Is breakfast important?

It’s been said many times, but breakfast is probably one of the most important meals of the day. In a 2106 study published in the Journal of the Academy of Nutrition and Dietetics, people who skipped breakfast were less likely to meet nutritional recommendations and were more likely to consume empty calories in the evening. Stress was directly related to food intake of added sugars after supper time, while food intake didn’t appear to be affected at all by stress in individuals who always ate a healthy breakfast. 

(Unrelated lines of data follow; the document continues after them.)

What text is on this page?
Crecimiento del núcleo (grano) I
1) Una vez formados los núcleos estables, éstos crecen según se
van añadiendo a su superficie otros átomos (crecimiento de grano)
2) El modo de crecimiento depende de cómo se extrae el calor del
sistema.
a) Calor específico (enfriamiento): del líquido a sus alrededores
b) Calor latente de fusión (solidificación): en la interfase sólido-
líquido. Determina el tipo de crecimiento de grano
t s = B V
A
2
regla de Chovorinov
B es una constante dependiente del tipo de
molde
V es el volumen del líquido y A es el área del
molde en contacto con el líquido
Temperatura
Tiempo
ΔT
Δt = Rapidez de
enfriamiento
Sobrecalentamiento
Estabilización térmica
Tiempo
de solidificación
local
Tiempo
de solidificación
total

There’s therefore no food that has clearly-defined anti-stress properties. However, we know that a lifestyle, including a healthy diet, eating breakfast and participating in regular physical activity, helps reduce stress. However, certain foods can help promote sleep, which could be a good strategy to reduce stress. Several scientific studies have looked at the consumption of milk, sour cherries, kiwi fruit, chamomile tea, but none have been found to be robust enough to lead to a clear conclusion. 

In conclusion, the ultimate goal remains to learn how to better manage stress in order to prevent the intake of foods high in sugar and fat that are often eaten during periods of stress. So don't try to eliminate stress through eating, but instead practice yoga or meditation. You’ll get guaranteed results.